Thu May 22 21:31:51 PDT 2025

================
@@ -975,6 +977,62 @@ void AArch64::relocateAlloc(InputSectionBase &sec, uint8_t *buf) const {
   }
 }
 
+static std::optional<uint64_t> getControlTransferAddend(InputSection &is,
+                                                        Relocation &r) {
+  // Identify a control transfer relocation for the branch-to-branch
+  // optimization. A "control transfer relocation" means a B or BL
+  // target but it also includes relative vtable relocations for example.
+  //
+  // We require the relocation type to be JUMP26, CALL26 or PLT32. With a
+  // relocation type of PLT32 the value may be assumed to be used for branching
+  // directly to the symbol and the addend is only used to produce the relocated
+  // value (hence the effective addend is always 0). This is because if a PLT is
+  // needed the addend will be added to the address of the PLT, and it doesn't
+  // make sense to branch into the middle of a PLT. For example, relative vtable
+  // relocations use PLT32 and 0 or a positive value as the addend but still are
+  // used to branch to the symbol.
+  //
+  // With JUMP26 or CALL26 the only reasonable interpretation of a non-zero
+  // addend is that we are branching to symbol+addend so that becomes the
+  // effective addend.
+  if (r.type == R_AARCH64_PLT32)
+    return 0;
+  if (r.type == R_AARCH64_JUMP26 || r.type == R_AARCH64_CALL26)
+    return r.addend;
+  return std::nullopt;
+}
+
+static std::pair<Relocation *, uint64_t> getBranchInfo(InputSection &is,
+                                                       uint64_t offset) {
+  auto *i = std::lower_bound(
+      is.relocations.begin(), is.relocations.end(), offset,
+      [](Relocation &r, uint64_t offset) { return r.offset < offset; });
+  if (i != is.relocations.end() && i->offset == offset &&
+      i->type == R_AARCH64_JUMP26) {
+    return {i, i->addend};
+  }
----------------
pcc wrote:

Regarding BTI instructions, that should work, but let's do that in a followup.

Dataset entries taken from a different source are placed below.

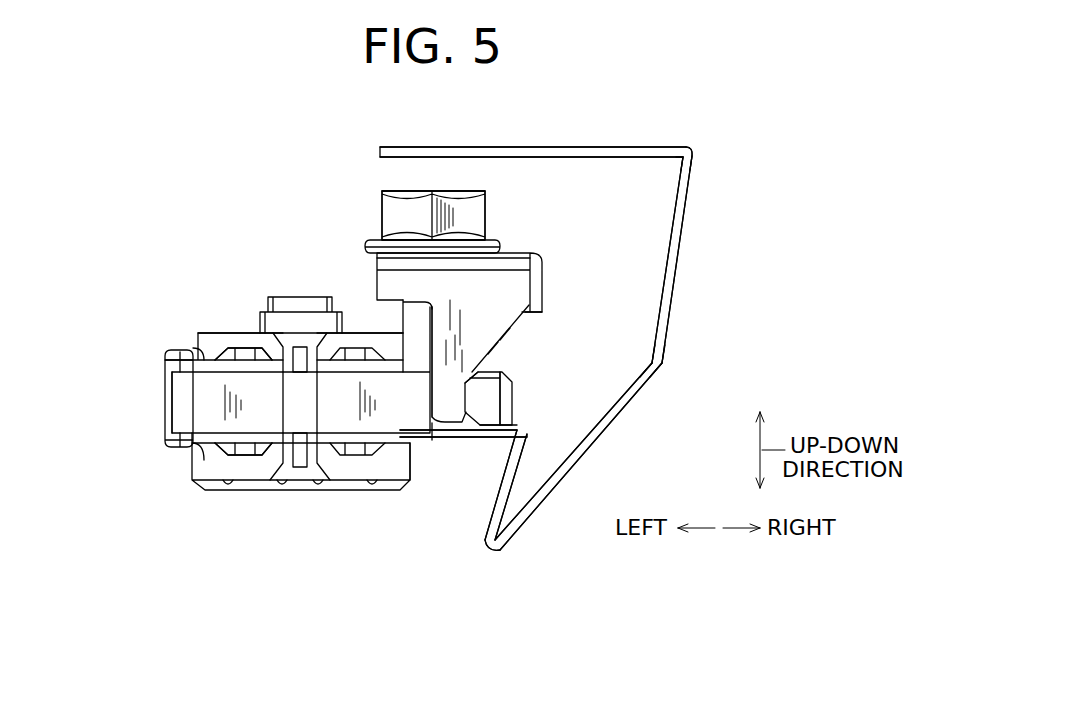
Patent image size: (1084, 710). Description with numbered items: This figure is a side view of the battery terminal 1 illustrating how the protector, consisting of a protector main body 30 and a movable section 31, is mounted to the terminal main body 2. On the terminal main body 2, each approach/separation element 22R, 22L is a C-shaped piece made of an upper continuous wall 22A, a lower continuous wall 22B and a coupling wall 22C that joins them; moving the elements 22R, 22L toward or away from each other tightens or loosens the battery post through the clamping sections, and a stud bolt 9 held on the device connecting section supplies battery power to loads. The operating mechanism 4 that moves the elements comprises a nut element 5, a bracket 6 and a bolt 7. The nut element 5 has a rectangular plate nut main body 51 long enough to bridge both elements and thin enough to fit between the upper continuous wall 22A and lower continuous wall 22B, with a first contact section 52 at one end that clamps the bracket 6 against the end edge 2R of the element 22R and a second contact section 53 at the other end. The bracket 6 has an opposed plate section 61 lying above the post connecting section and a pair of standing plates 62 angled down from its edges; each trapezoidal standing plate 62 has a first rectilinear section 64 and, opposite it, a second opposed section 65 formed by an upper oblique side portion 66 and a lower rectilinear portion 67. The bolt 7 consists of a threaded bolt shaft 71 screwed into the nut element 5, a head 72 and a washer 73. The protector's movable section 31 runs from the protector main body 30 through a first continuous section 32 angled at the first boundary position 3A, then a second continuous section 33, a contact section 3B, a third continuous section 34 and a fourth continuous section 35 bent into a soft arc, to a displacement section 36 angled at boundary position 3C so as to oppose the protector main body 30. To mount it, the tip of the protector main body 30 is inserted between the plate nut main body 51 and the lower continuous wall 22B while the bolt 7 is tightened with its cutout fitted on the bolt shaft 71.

The battery terminal 1 is at (797, 98).
The terminal main body 2 is at (198, 330).
The end edge 2R is at (436, 443).
The first boundary position 3A is at (525, 432).
The contact section 3B is at (494, 553).
The boundary position 3C is at (696, 151).
The operating mechanism 4 is at (790, 125).
The nut element 5 is at (517, 411).
The bracket 6 is at (531, 318).
The bolt 7 is at (463, 208).
The stud bolt 9 is at (298, 296).
The upper continuous wall 22A is at (210, 362).
The lower continuous wall 22B is at (187, 463).
The coupling wall 22C is at (193, 387).
The approach/separation element 22L is at (247, 390).
The approach/separation element 22R is at (357, 395).
The protector main body 30 is at (478, 432).
The movable section 31 is at (793, 230).
The first continuous section 32 is at (492, 504).
The second continuous section 33 is at (578, 462).
The third continuous section 34 is at (661, 372).
The fourth continuous section 35 is at (684, 220).
The displacement section 36 is at (540, 146).
The plate nut main body 51 is at (287, 409).
The first contact section 52 is at (513, 398).
The second contact section 53 is at (168, 407).
The opposed plate section 61 is at (532, 255).
The standing plate 62 is at (492, 324).
The first rectilinear section 64 is at (437, 326).
The second opposed section 65 is at (598, 342).
The oblique side portion 66 is at (497, 353).
The rectilinear portion 67 is at (498, 384).
The bolt shaft 71 is at (417, 318).
The head 72 is at (433, 215).
The washer 73 is at (497, 240).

In principle, a hot patch could overwrite an initial B instruction as well, so in general users desiring hot patch compatibility would need to disable this entirely by passing  `--no-branch-to-branch`. Since hot patching is uncommon I think we probably shouldn't accommodate hot patching by default. We generally expect the program not to write to read-only sections (e.g. ICF and string tail merging will merge read-only sections even though the sections/strings could be written to by bypassing page protections and affect all merged sections) and this optimization is consistent with that. I checked the linker flags used by the Linux kernel (which I know hot patches itself at startup) and it doesn't pass a `-O` flag so it won't be broken by this change.

While thinking about hot patching I realized that we should have a check that the target section is not writable, so I added that.

https://github.com/llvm/llvm-project/pull/138366